FEBRUARY 2013 - The debate raging in Congress over the federal deficit and its possible effect on the social safety net isn’t all that different than what occurred a century ago.
The American policy toward poor relief has evolved from a fend-for-yourself approach to one of public responsibility. But it did not arrive at this point overnight.
A century ago, the responsibility of caring for the disabled and disadvantaged fell to family. When that proved insufficient or impractical, children frequently were auctioned off as apprentices to the lowest bidders. The system, imported by English settlers in America, was known as “outdoor relief.” It resulted in public monies being paid to private individuals, sometimes the indigent themselves, and ultimately in conflicting agendas.

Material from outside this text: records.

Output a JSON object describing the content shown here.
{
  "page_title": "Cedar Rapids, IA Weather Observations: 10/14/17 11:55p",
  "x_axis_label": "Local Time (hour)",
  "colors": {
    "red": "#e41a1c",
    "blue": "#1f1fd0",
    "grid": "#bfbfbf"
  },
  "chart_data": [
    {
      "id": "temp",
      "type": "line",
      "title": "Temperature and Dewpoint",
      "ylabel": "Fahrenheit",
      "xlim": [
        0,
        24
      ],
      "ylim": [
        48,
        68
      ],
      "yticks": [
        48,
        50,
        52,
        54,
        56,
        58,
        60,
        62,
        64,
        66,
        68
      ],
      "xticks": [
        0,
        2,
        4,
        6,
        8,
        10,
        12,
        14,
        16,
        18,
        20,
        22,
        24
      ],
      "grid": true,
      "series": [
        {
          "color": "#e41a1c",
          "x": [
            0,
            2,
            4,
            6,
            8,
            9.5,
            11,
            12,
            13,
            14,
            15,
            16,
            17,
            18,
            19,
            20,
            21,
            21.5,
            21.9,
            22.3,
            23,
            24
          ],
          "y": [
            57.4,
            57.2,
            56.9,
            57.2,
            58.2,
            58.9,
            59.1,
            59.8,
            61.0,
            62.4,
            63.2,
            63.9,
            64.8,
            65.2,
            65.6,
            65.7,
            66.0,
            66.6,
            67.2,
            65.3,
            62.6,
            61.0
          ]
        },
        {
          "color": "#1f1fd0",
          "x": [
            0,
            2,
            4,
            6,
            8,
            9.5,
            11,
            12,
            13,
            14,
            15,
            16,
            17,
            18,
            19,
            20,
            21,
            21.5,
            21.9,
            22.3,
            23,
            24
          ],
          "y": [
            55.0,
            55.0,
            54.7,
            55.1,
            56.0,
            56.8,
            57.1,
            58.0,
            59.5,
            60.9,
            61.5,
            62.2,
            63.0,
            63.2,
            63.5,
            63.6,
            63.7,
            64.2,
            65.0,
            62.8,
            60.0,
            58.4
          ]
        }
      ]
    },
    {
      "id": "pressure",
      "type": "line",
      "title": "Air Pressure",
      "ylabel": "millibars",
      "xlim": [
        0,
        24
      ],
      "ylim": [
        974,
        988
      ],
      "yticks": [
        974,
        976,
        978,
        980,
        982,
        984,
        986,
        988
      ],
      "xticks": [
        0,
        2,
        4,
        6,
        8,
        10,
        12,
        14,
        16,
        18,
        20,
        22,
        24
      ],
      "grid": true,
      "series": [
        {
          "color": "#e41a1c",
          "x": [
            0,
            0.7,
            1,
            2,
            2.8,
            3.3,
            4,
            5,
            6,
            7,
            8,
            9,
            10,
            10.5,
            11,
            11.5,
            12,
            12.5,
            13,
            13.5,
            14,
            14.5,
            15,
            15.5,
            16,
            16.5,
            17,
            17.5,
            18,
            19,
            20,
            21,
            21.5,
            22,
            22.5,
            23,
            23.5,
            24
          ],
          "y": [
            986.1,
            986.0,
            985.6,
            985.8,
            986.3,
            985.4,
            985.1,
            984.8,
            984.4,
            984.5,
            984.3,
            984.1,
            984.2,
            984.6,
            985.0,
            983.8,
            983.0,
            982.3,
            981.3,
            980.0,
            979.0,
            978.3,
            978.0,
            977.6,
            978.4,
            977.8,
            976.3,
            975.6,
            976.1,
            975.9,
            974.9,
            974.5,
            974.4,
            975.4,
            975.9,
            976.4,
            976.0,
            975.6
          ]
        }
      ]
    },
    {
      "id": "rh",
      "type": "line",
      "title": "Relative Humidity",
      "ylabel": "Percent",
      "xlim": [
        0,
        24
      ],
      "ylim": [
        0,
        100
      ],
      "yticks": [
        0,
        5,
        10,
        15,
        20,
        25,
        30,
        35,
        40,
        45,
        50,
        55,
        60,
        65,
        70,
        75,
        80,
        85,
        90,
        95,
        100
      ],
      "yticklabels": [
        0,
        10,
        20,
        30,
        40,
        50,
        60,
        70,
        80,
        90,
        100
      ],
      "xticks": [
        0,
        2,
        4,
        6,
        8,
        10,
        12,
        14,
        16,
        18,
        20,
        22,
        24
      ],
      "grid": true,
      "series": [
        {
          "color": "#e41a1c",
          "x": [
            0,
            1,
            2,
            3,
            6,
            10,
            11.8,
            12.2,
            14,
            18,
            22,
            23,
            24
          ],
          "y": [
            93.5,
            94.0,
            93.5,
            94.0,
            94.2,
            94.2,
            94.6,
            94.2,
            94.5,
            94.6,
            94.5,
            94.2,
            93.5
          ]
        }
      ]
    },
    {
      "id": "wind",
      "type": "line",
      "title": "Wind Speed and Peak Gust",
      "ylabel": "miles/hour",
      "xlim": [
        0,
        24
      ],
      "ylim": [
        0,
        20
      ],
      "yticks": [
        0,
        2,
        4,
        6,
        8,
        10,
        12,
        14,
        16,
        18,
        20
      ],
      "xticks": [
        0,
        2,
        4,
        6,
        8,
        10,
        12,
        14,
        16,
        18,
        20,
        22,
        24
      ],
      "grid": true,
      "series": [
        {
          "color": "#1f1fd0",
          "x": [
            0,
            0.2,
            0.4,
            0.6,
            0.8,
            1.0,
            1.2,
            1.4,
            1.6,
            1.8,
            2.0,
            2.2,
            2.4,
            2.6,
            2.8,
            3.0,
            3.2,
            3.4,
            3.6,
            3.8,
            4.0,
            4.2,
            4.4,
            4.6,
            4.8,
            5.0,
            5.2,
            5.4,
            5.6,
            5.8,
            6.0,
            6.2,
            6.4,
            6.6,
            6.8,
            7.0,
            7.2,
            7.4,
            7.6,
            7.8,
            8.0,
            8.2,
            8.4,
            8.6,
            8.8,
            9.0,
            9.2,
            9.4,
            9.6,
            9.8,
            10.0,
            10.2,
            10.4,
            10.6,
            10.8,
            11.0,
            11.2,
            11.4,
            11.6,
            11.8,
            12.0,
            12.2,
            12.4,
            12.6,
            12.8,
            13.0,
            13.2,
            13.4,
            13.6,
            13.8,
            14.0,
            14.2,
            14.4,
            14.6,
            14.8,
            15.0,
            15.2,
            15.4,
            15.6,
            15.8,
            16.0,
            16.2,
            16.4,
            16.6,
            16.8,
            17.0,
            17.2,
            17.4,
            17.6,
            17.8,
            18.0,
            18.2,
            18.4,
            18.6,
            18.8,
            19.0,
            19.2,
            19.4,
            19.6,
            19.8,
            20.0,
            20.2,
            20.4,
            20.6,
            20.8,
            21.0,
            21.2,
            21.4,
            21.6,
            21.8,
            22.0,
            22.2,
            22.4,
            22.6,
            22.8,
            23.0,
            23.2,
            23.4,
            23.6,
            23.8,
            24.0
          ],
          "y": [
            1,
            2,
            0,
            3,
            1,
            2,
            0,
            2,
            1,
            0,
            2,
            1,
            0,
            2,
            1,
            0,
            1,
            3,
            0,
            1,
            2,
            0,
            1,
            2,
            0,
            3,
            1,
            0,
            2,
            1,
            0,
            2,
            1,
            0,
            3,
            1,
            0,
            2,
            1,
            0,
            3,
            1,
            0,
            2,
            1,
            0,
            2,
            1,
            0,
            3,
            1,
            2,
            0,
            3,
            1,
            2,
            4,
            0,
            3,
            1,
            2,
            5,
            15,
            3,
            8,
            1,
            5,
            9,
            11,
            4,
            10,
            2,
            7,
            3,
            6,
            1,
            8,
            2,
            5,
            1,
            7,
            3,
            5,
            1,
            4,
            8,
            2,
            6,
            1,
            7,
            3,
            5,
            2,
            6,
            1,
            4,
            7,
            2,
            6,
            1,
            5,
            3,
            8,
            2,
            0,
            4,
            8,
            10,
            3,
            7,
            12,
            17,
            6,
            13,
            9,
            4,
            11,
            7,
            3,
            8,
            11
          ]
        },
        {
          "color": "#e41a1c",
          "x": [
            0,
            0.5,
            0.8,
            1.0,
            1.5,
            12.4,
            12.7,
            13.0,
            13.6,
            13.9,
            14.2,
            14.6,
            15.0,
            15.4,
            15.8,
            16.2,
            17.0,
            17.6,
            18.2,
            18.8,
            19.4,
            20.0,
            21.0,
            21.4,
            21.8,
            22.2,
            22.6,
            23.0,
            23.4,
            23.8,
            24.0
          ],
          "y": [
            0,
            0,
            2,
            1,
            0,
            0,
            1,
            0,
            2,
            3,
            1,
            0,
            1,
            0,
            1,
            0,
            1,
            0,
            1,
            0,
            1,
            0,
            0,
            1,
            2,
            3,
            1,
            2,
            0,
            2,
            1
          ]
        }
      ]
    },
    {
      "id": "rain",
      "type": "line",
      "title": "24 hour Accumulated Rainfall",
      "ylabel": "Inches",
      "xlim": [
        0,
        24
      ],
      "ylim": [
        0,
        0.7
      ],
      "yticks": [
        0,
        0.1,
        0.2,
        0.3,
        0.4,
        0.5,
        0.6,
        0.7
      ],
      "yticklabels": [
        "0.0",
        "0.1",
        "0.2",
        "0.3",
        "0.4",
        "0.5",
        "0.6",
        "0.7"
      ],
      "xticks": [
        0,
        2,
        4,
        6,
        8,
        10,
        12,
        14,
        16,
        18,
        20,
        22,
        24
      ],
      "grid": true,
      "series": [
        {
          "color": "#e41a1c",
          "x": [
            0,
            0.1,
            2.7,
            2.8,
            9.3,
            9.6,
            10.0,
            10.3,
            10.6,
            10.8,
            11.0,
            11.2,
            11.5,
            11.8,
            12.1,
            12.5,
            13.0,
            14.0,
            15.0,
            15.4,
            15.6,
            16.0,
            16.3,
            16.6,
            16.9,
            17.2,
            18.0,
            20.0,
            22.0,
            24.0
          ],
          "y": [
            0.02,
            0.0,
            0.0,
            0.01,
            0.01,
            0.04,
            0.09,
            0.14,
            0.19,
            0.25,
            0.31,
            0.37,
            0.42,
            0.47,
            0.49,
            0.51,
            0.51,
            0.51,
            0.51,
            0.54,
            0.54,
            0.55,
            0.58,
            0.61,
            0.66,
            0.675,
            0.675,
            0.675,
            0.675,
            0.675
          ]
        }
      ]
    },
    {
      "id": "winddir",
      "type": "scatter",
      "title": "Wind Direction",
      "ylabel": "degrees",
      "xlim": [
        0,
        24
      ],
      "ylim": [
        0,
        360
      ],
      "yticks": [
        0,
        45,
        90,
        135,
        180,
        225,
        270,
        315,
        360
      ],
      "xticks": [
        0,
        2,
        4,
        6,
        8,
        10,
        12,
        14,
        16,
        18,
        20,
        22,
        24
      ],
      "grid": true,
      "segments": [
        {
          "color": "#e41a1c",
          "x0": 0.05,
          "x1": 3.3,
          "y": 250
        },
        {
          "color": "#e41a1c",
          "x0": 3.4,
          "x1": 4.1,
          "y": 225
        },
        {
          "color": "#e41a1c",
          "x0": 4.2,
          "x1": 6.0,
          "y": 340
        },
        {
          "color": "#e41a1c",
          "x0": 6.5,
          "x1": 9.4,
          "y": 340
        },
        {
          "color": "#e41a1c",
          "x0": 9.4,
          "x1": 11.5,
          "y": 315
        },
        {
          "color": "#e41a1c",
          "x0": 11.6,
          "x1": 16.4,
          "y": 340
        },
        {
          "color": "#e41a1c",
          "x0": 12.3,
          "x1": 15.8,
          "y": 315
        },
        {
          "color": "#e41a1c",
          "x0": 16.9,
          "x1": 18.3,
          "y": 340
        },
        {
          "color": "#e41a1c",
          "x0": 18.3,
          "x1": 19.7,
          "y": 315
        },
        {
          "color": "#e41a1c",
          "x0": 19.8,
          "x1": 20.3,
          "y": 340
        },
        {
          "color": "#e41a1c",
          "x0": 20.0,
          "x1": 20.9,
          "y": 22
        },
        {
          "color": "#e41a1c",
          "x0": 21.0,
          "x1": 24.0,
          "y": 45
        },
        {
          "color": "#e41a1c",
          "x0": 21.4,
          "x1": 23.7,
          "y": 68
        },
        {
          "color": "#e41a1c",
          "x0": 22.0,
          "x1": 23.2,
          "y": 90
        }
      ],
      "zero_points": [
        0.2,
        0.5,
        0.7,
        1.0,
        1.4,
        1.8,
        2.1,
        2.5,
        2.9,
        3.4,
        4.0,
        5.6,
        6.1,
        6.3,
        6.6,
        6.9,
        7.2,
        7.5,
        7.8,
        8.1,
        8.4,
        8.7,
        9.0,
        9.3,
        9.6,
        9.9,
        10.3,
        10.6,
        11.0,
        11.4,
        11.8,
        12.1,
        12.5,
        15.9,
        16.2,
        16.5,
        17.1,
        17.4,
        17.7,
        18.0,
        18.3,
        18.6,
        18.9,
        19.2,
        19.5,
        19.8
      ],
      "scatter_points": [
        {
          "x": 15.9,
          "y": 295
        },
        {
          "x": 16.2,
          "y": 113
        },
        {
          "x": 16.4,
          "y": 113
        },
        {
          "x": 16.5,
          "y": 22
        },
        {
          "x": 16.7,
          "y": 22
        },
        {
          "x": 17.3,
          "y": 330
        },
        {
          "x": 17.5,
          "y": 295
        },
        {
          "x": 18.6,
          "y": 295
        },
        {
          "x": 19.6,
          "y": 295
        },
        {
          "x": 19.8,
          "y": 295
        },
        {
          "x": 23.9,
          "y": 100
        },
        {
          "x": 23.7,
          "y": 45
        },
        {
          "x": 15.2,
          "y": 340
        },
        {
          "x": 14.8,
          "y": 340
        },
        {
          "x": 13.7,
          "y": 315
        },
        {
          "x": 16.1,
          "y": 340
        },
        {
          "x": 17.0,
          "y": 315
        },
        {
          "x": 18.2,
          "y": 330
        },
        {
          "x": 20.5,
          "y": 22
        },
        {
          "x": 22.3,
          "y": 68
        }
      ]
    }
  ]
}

The government wanted to provide the minimum care necessary at the cheapest prices. The recipients all too often hoped to maximize profits — in some cases conspiring with family members or confederates to bid up the price so the state would have to pay more money.
Outdoor relief was blamed for encouraging dependence on welfare and abuses in the system.
“There were complaints that the poor were taking advantage of the system and that the y would get by with the alms that they were provided and didn’t have to work,” said Rochelle Lurie, Harvard, an anthropologist who has done extensive research into poorhouses. “And at that time, manufacturers were having a hard time filling the factories. It is exactly the same thing [that is happening today] ...
“Blame the poor people for being poor. It’s the same mindset. There is a belief you should pull yourself up by the bootstraps, a belief in the ability of the free market to take care of all problems.”
In 1853, Illinois passed a law making each township responsible for its own poor. By 1859, the question of whether to build a county supported poorhouse in McHenry County was r ejected by voters, but it wasn’t long before the issue returned. By fall 1883, McHenry County took its first steps toward establishing a county almshouse and insane asylum.
Almshouse sponsors protested against the inhumanity of practices that lumped the poor and mentally ill together. Since men, women and children shared the same space, it was difficult to keep order. Little wonder there were a number of illegitimate births.